# Schönberg-Brasilien, wo Wattwürmer kaufen?



## Free78 (24. November 2010)

Moin,

wir sind ab Samstag für 5 Tage in Schönberg Brasilien und würden gerne wissen wo sich der nächste Angelladen befindet, wo wir uns mit Ködern (überwiegend wattwürmer) eindecken können.

Würde mich über Tipps sehr freuen, konnte mit der Suchefunktion nix finden).

LG,

Flo


----------



## a.bu (24. November 2010)

*AW: Schönberg-Brasilien, wo Wattwürmer kaufen?*

Moin ,

in Schönberg der Landmarkt oder der Grüne-Speicher, in beiden Geschäften nur auf Bestellung(also unbedingt einige Tage vor Urlaubsbeginn anrufen). Sonst in Laboe beim Förde Angelshop.

Viele Grüße

Andreas


----------



## Norbi (24. November 2010)

*AW: Schönberg-Brasilien, wo Wattwürmer kaufen?*

@a.bu ,reich doch den Jungs doch mal ne Telenr.rüber,wenn Du hast.#h


----------



## a.bu (24. November 2010)

*AW: Schönberg-Brasilien, wo Wattwürmer kaufen?*

Aber gern doch: Landmarkt 04344-415795, Speicher 04344-3528, Nr. vom Förde Angelshop hab ich nicht#c

Gruß Andreas


----------



## Norbi (24. November 2010)

*AW: Schönberg-Brasilien, wo Wattwürmer kaufen?*

@Free78,mehr Service geht nicht|supergri
Hast fein gemacht Andreas:m


----------



## Free78 (24. November 2010)

*AW: Schönberg-Brasilien, wo Wattwürmer kaufen?*

Moin,

ich danke Euch!
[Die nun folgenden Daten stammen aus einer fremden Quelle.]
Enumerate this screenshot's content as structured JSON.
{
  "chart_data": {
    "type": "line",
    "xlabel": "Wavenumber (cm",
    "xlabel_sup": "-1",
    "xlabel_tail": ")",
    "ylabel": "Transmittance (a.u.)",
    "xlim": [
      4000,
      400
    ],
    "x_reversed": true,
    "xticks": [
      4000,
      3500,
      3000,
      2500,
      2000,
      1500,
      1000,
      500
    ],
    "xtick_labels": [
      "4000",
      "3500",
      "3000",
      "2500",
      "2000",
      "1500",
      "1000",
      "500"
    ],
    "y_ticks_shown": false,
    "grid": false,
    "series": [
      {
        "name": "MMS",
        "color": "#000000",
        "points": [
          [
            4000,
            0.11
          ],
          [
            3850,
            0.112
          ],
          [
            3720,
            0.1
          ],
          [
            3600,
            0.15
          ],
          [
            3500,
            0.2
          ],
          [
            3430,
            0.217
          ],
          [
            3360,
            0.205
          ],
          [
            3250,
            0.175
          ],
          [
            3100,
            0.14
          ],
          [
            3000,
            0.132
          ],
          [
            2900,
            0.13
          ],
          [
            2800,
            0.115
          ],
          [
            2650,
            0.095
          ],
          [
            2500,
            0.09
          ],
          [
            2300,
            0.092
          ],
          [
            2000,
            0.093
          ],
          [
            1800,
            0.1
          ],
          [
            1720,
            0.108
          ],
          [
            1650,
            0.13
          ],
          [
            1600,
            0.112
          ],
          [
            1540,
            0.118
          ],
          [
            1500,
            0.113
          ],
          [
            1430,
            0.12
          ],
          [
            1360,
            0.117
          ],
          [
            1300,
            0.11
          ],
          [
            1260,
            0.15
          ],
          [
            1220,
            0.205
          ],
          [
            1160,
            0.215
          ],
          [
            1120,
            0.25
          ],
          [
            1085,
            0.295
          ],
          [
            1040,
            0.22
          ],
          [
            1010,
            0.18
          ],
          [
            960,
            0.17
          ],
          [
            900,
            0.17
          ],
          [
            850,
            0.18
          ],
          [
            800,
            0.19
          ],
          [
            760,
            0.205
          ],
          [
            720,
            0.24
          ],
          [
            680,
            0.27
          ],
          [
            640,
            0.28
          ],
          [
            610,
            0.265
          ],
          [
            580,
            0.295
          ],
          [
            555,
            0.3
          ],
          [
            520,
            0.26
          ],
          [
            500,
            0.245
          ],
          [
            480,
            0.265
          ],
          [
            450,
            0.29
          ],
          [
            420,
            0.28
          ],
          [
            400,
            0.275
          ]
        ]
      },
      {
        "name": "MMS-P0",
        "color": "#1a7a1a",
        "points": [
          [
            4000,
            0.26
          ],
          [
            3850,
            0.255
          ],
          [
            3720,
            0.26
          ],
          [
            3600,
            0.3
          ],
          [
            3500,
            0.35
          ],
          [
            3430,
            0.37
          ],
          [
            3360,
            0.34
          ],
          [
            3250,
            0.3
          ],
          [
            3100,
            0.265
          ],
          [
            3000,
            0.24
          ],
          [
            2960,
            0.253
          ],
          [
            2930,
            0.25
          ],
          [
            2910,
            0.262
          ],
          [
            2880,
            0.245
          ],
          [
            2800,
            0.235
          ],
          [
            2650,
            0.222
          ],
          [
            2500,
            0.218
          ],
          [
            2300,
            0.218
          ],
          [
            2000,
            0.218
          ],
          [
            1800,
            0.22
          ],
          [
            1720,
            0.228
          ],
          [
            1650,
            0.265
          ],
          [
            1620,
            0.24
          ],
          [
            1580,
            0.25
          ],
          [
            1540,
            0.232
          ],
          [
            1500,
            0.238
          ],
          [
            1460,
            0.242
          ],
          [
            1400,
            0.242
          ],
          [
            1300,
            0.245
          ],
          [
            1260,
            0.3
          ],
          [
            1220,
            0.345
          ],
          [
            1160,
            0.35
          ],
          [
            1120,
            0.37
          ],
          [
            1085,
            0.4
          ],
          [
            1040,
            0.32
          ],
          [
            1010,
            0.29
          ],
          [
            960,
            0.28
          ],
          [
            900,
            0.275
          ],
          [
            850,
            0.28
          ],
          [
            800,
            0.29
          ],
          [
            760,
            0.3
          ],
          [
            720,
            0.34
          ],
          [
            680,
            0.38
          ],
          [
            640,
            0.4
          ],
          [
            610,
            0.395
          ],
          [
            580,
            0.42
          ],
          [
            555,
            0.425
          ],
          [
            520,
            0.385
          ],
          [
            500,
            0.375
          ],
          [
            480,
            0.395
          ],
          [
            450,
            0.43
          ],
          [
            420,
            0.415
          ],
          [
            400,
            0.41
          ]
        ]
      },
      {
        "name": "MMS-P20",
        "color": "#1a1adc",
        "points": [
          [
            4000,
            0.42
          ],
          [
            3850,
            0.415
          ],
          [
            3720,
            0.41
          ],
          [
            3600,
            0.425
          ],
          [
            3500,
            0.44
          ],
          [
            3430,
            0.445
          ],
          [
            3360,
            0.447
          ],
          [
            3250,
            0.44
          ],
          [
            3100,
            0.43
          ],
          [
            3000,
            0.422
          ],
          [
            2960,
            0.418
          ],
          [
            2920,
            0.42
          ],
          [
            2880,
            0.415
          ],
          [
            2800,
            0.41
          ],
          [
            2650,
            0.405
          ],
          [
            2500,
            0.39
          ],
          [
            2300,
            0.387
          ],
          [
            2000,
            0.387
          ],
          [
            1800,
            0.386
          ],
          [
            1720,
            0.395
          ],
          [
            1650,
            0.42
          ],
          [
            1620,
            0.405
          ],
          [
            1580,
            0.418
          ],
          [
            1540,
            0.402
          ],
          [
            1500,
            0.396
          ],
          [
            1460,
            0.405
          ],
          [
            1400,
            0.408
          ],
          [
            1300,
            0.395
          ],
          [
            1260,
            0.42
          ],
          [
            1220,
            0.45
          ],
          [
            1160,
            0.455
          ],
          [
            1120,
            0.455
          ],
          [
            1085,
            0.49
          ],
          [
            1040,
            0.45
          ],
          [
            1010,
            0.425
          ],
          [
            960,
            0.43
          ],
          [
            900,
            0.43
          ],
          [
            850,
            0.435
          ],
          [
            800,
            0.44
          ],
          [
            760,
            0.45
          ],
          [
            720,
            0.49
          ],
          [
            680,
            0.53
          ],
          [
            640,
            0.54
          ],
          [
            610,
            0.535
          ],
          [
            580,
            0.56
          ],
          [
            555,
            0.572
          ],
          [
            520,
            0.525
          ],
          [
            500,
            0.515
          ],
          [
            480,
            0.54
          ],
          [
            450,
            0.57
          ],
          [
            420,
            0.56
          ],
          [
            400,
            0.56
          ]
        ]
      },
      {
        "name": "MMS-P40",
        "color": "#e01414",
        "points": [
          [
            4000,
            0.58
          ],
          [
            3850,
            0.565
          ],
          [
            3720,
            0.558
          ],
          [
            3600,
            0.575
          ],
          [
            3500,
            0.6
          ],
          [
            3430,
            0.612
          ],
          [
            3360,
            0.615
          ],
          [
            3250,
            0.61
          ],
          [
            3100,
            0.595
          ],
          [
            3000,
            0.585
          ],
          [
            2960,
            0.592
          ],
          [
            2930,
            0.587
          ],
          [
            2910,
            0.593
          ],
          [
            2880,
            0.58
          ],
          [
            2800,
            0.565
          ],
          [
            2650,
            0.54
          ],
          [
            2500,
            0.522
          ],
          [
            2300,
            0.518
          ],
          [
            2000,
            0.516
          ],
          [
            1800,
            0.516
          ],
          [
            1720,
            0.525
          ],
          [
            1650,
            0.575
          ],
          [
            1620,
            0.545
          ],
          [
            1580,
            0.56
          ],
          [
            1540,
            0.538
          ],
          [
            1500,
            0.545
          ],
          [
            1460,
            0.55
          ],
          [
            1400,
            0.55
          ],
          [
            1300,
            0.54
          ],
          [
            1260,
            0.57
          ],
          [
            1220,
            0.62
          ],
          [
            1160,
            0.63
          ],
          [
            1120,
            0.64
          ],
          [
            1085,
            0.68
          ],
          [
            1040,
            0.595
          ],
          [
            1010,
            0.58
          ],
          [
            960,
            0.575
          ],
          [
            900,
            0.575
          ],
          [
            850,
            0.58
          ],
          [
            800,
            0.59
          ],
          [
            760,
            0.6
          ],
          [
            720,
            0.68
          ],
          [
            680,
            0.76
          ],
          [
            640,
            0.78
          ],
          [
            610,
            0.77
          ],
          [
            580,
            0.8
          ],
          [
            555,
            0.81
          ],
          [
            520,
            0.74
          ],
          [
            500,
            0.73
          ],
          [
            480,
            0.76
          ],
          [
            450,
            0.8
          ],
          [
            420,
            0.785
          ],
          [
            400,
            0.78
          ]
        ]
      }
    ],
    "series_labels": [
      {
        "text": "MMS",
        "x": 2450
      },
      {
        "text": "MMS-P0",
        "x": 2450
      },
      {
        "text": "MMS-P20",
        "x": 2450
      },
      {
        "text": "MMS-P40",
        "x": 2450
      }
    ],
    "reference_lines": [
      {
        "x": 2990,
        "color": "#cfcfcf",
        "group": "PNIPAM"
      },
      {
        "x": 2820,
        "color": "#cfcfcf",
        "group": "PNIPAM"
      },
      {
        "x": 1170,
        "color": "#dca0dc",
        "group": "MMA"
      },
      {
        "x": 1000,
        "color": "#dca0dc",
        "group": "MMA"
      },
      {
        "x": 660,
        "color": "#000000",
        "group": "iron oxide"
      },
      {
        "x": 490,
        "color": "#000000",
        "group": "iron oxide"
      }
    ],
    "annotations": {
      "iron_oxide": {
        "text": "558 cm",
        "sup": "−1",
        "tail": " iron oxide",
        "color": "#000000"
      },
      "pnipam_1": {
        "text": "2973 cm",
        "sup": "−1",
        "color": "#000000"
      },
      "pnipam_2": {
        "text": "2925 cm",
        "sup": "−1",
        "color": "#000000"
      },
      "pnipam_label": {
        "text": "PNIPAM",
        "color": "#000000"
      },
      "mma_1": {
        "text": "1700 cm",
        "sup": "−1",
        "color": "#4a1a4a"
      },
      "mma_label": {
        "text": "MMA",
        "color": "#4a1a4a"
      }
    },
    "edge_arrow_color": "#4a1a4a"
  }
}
Besser gehts in der Tat nicht. Werde morgen für Samstag Köder bestellen, hoffe das klappt.

LG,

Flo


----------



## Norbi (24. November 2010)

*AW: Schönberg-Brasilien, wo Wattwürmer kaufen?*

Dann mal viel Petri#h


----------



## juppi62 (9. Dezember 2010)

*AW: Schönberg-Brasilien, wo Wattwürmer kaufen?*



a.bu schrieb:


> Aber gern doch: Landmarkt 04344-415795, Speicher 04344-3528, Nr. vom Förde Angelshop hab ich nicht#c
> 
> Gruß Andreas


hallo campingnachbar,garnicht am arbeiten


----------



## a.bu (10. Dezember 2010)

*AW: Schönberg-Brasilien, wo Wattwürmer kaufen?*

Hi Onkel Franz,

hast Du Dir nen PC zugelegt?

Gruß Andreas#h


----------



## juppi62 (10. Dezember 2010)

*AW: Schönberg-Brasilien, wo Wattwürmer kaufen?*

nein ,grins ,hab es endlich mal geschaft mich hier anzumelden ,bin doch supper,oder,und willst woende in die brandung ,soll ja wärmer werden ,gruss ,onkel franz


----------



## a.bu (12. Dezember 2010)

*AW: Schönberg-Brasilien, wo Wattwürmer kaufen?*

Hi Onkel Franz,

erst mal glückwunsch zum Gewinn des Großmann Cups#6. Wie hast Du blindes Huhn das denn hinbekommen:q:q:q.
Jo war am Freitag los, 18 Fische in Heidkate.

viele Grüße 

Andreas


----------



## juppi62 (12. Dezember 2010)

*AW: Schönberg-Brasilien, wo Wattwürmer kaufen?*

wie ich das hinbekommen habe kann ich dir garnicht sagen,mein linker nachbar hatte nach  ca 10 min den ersten dorsch,ich stand bei ihn und hab mal so geschaut wie weit er ungefähr daraussen war ,tja ich hin an mein ruten bekam den auch ein schön biss,der passte ,tja und dann beide ruten auf gleiche höhe,und dann ging es los ,ein biss nach den anderen,hatte gleich das glück 4 gute dorsche rauszuholen,dann reichlich kleine,na dann hatte ich noch das glück ,mir sind die vorfächer aus den glip verloren gegangen usw,naja nachher noch ein massigen also 5 insgesammt ,war häppy ,hätte allerdings nicht damit gerechnet mit 5 stück,davon abgesehn hätte sowieso nicht gerechnet das man fisch fängt,bei den wetter ,naja mein linker nachbar bei den blieb es mit ein dorsch und der rechte hatte nichtmal biss,also denke ich mal lief ganz gut bei mir,habe mein bruder davon berichtet ,die pokale müssen ja mal geputzt werden ,er kommt mittwoch und samstags ,somit hat er ja auch mal die möglichkeit ihn zu halten grins,gruss onkel franz


----------